In the last post, I mentioned some of the problems with our Jenkins environment. General instability leading to failed builds was the most severe problem, but long queue times and issues with noisy neighbors were also major pain points.
GitHub Actions has effectively eliminated these issues for Apache Kafka.
Jenkins Troubles
Waiting in line. Queuing up. An inescapable fact of life. Until recently, it was also an all-too-common reality for Apache Kafka builds.
The traditional Jenkins deployment architecture uses the controller/worker pattern (called master/slave by Jenkins). This architecture uses a single Jenkins controller instance to monitor the worker nodes and schedule jobs. The nodes can be physical servers, virtual machines, compute instances in the cloud, or (more recently) virtualized containers. Anything that can run the Jenkins agent can be a worker.
The Jenkins system managed by the (wonderful) ASF Infra team consists of a shared Jenkins controller and a fairly large pool of workers. These workers are always active regardless of the demand for build capacity. If the projects are idle (like they are on weekends), then there is low utilization of the workers. If the projects are busy (like they are on Mondays during working hours), then the workers become saturated and a queue starts to form.
A standby worker architecture like this invariably creates a conflict between cost and build queue times. Sizing the worker pool for peak demand will reduce the average queue times, but it will be horribly cost inefficient.
Another side-effect of this Jenkins architecture is that your build might be running on a worker node that is already busy with another build. After all, servers tend to have a lot of cores and memory, so why not allow them to take on multiple jobs at once?
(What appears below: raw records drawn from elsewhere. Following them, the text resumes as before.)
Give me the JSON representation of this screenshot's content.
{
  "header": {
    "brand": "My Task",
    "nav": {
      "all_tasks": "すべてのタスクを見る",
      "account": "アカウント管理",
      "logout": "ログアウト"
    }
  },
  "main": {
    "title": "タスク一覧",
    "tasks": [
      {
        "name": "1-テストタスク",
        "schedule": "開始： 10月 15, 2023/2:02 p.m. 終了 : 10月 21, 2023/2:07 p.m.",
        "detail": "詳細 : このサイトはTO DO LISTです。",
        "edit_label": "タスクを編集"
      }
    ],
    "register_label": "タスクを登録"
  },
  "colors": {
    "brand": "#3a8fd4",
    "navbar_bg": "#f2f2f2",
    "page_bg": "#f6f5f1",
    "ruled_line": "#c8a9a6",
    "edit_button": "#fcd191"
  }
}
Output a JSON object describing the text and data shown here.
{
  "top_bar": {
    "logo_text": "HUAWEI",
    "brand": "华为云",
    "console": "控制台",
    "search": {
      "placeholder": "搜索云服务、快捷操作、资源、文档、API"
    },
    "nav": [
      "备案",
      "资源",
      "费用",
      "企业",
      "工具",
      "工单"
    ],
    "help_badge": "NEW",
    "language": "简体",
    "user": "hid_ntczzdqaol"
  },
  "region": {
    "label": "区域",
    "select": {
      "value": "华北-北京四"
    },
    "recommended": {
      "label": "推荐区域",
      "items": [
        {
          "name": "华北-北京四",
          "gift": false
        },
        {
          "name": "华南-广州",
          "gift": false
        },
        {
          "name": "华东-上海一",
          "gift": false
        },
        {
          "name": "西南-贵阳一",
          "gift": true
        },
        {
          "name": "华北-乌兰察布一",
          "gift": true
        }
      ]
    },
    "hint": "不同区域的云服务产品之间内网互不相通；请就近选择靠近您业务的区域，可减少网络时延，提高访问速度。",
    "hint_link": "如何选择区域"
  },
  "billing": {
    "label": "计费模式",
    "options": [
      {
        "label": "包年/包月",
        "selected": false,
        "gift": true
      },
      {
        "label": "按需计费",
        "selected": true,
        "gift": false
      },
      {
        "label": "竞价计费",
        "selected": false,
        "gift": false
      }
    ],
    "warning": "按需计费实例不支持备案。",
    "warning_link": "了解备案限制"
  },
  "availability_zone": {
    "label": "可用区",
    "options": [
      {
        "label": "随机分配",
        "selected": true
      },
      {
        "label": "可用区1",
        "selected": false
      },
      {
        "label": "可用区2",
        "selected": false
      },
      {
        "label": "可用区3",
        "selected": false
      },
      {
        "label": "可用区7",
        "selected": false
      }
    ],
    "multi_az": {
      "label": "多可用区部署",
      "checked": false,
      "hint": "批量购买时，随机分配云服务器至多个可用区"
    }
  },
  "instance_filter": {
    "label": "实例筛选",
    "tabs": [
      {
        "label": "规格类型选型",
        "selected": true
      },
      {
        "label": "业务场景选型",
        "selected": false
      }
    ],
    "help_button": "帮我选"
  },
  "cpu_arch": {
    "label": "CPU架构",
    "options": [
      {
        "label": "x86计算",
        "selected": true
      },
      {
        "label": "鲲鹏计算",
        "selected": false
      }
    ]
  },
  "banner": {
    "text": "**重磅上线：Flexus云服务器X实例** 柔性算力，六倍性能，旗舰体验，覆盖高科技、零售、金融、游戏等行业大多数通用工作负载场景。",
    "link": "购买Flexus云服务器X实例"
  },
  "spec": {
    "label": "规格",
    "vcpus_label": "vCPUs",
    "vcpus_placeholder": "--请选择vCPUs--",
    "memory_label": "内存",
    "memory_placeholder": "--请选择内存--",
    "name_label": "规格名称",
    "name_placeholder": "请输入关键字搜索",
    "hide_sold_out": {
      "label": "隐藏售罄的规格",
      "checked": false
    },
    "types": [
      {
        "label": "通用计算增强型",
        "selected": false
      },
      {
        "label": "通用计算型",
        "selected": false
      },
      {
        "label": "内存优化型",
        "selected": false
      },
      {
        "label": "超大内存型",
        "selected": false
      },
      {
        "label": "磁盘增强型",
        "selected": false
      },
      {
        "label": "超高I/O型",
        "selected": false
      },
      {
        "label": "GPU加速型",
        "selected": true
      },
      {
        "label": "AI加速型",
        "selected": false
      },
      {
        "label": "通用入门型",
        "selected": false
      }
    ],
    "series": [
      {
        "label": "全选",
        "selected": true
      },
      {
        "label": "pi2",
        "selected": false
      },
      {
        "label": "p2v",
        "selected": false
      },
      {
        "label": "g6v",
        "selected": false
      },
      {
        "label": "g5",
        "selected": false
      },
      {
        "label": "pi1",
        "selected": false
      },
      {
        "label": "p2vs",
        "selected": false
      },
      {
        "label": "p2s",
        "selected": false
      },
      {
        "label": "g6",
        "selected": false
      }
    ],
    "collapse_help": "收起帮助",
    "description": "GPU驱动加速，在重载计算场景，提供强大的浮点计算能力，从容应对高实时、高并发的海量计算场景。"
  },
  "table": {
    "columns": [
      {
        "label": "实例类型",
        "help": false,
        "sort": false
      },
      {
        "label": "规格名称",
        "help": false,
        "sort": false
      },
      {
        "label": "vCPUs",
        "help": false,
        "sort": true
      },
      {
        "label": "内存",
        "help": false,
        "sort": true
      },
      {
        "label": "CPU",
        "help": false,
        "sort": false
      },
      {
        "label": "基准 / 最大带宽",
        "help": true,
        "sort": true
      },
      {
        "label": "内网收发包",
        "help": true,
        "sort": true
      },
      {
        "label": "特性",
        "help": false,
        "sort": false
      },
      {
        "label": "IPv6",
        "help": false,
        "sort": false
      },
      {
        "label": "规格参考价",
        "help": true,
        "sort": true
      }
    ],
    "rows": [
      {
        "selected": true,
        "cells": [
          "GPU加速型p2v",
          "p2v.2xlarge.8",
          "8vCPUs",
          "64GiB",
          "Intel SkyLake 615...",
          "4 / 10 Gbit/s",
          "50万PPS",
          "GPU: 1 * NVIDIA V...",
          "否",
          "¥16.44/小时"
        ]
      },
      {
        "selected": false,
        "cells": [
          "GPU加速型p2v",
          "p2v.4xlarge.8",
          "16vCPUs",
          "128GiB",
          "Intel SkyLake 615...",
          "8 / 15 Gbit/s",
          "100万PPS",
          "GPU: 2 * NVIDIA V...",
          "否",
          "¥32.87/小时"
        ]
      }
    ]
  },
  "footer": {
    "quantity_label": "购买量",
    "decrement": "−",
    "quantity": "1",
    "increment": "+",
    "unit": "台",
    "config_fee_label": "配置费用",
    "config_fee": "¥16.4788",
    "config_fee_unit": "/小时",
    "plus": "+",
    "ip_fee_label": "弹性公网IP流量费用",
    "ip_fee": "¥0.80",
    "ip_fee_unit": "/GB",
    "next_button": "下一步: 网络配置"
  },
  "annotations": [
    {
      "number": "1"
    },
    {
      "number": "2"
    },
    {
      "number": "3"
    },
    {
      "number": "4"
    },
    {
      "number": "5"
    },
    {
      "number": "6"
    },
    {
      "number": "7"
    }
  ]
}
Since the Jenkins agent is just a Java process, it does not really get any guarantees from the operation system regarding the underlying resources. If an agent can execute more than one build concurrently, then there is potential for bad interactions between the builds.
This is known as the "noisy neighbor" problem, and historically it was very prevalent in Kafka builds. Turns out, more often than not, the noisy neighbor we were dealing with was Kafka itself! The Kafka test suite has grown to over 30,000 test cases (at both unit and integration levels). To achieve “reasonable” build times, we also employ a high number of parallel test threads. This puts a lot of stress on the Jenkins worker. Doubly so if that work is unlucky enough to be running two Kafka builds.
Sad Developers
The day-to-day reality that Kafka developers had deal with was long queue times due to an under-sized resource pool and instability due to noisy neighbors (including ourselves). We desparately needed isolation in our CI environment. One common answer to this problem is containerization with on-demand worker allocation.
While it is possible to set up Jenkins agents to run in Docker containers and to schedule resources on demand, it is not exactly common. Like many modern CI features, the container support in Jenkins feels like a tacked-on afterthought. This same criticism goes for things like the UI and the declarative pipeline definitions. They’re just not quite there.
We took a data-driven approach to this build overhaul and an early metric we were focused on was the variability of the build times. Specifically, I was interested in the interquartile range (IQR) of build times. IQR is the difference between the 75th and 25th percentiles and is a pretty useful qualitative metric when talking about a distribution.
During the month of August last year (2024), the IQR for our Jenkins trunk builds was 53 minutes. This meant that on average you had about a one hour variability in the build time just due to environmental factors. Not only is this really bad from a technical perspective, but also a social and community perspective.
I cannot overstate how frustrating and even demoralizing it was to wait for hours and hours on a build with no idea when it would be completed. Maybe you would get lucky and it would only take two hours. Maybe it would take six. You really just had no clue.
Isolation Matters
Build isolation is one area where GitHub Actions really shines. All workflows are run in a container with very reliable resource isolation. We can see just how good the isolation is by comparing the IQR for build times between GitHub Actions and Jenkins.
When we started running the build in parallel GitHub Actions, we noticed something incredible. The interquartile range had reduced to 14 minutes! The improvement was even more drastic when looking at the 5th and 95th percentiles. Honestly, I was very skeptical of the results at first. It seemed too good to be true. After a few weeks, we collected sufficient data to be confident that these results were valid.
Simply moving from Jenkins to GitHub Actions reduced the variability of build times by an order of magnitude.
Not only did our build times become more stable, but our mean build time was also drastically reduced. The GitHub Actions workers have far fewer resources (cores and memory) than the Jenkins workers. We can see this in the data — the fastest Jenkins times (5th percentile) are quite a bit faster than the fastest GitHub Actions times. However, because of the better isolation in GitHub Actions, the variability of build times is drastically reduced, so the mean build time is far better.
In other words, isolation is important!
Switching from Jenkins to GitHub Actions has been a breath of fresh air for the project. It solved many long-standing technical problems and, from my perspective, significantly increased developer productivity. For me personally, the most impactful thing has been the consistent, repeatable build results that have allowed us to gain confidence in the build itself.
Now that we had established GitHub Actions as our CI enviornment, we could start doing all sorts of fun and interesting things in the build. More on that in future posts.